He spent 27 years behind bars for a heinous crime he didn’t commit. But this Christmas, he’ll be home.
In 1992, Clarence Shipley was convicted of first-degree murder. When the Baltimore native learned police were searching for him, Shipley turned himself in, but maintained he was innocent of the crime with which they charged him, according to WBAL-TV.
Shipley was accused of murdering Kevin Smith in October 1991. But he argued his innocence throughout the trial the following year, claiming he was in a different place at the time of the crime and police apprehended the wrong man.
Twenty-seven years later, they finally believe him.
The Mid-Atlantic Innocence Project argues police never investigated Shipley’s alibi. Furthermore, witness testimony claimed the killer was right-handed; Shipley is left-handed.
After Shipley’s family hired a former detective to look into his case — and the conviction went before the Baltimore Innocence Project Clinic for consideration — things finally began to change, ultimately leading to the innocent man’s freedom.

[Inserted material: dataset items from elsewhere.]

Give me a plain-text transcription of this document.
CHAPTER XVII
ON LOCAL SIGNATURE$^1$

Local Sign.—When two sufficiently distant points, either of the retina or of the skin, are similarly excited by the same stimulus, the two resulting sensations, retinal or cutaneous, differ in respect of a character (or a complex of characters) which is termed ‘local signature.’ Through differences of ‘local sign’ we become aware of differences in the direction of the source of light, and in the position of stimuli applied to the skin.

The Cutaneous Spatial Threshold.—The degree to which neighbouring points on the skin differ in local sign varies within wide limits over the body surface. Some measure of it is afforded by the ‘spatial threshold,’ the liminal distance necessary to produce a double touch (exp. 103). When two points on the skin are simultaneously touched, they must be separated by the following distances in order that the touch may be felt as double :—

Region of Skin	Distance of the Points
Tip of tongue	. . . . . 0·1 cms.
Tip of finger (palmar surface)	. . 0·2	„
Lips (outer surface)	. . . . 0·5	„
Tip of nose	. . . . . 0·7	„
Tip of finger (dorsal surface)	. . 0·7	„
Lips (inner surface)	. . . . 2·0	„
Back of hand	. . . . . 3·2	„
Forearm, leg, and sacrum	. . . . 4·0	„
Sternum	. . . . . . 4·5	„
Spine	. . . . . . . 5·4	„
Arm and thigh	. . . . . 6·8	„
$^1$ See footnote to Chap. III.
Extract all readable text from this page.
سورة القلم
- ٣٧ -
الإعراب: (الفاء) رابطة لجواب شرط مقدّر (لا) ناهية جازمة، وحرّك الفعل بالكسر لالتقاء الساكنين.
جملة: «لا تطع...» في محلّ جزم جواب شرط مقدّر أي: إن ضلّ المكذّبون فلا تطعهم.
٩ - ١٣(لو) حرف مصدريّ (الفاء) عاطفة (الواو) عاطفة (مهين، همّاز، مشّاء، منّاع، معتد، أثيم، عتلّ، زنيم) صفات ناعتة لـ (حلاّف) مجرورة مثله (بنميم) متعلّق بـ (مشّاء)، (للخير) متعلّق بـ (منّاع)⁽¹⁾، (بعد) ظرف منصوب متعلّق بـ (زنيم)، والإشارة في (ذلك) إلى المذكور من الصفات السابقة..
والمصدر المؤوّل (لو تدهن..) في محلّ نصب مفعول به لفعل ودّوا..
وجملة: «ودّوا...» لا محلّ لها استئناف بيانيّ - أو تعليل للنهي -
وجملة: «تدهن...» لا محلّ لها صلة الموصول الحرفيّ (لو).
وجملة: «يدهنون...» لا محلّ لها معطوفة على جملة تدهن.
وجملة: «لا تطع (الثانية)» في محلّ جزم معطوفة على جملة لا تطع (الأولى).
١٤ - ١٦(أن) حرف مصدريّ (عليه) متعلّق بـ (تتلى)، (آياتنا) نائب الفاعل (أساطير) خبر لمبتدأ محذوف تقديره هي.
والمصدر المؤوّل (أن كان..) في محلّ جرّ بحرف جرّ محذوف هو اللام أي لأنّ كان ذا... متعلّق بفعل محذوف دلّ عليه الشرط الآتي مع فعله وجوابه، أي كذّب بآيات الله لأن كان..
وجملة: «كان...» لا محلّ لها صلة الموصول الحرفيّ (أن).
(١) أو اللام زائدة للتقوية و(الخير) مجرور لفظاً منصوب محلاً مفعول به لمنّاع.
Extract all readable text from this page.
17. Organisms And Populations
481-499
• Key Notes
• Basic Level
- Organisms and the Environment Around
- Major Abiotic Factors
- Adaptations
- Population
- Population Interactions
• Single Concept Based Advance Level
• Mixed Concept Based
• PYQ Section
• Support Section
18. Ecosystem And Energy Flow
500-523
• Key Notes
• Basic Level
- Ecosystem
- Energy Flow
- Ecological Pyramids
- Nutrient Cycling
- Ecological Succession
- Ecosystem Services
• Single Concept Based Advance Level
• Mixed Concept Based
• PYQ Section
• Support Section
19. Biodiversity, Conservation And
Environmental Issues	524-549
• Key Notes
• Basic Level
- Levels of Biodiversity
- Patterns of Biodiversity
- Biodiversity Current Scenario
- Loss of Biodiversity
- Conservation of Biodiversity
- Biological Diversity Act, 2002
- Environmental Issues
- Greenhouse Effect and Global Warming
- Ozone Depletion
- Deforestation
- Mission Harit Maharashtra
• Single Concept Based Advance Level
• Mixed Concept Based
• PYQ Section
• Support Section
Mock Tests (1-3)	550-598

“When a man, who is an innocent man, spent 27 years of the prime of his life behind bars, so on behalf of the criminal justice system, as a representative of the criminal justice system, I think it’s incumbent on us to acknowledge that error and that pain that we’ve inflicted upon this man and his family, and that’s the reason why I apologized to Mr. Clarence Shipley today,” said Baltimore City State’s Attorney Marilyn Mosby.
What kept Shipley going in prison?
In an interview with WBAL-TV, Shipley said he “stayed positive, kept working, surrounded myself with positive people who were behind bars with me. And I just kept believing in God.”
“It’s a blessing. It’s going to be good,” he said of his first Christmas in the free world in nearly three decades. “I’m excited. Happy.”
Shipley jumped at the opportunity this week to say he forgives the three witnesses who lied against him during the 1992 trial, admitting, though, that his conviction led him to lose “a lot” — including a child he “never got to know.”
Ola, Shipley’s mother, said, “I rejoice and I thank God that the day came that they released him, and this will be a good Christmas for all of us. I lost a lot of years with him, a lot of years. We were going in the jail to see him, but it’s still like you can’t hug him like your loved ones at home.”
She went on to say she “thank[s] God for” the Mid-Atlantic Innocence Project and their work to exonerate her son.
As for his future, Shipley said he plans to live out the rest of his life doing “God’s work, whatever God allows me to do.”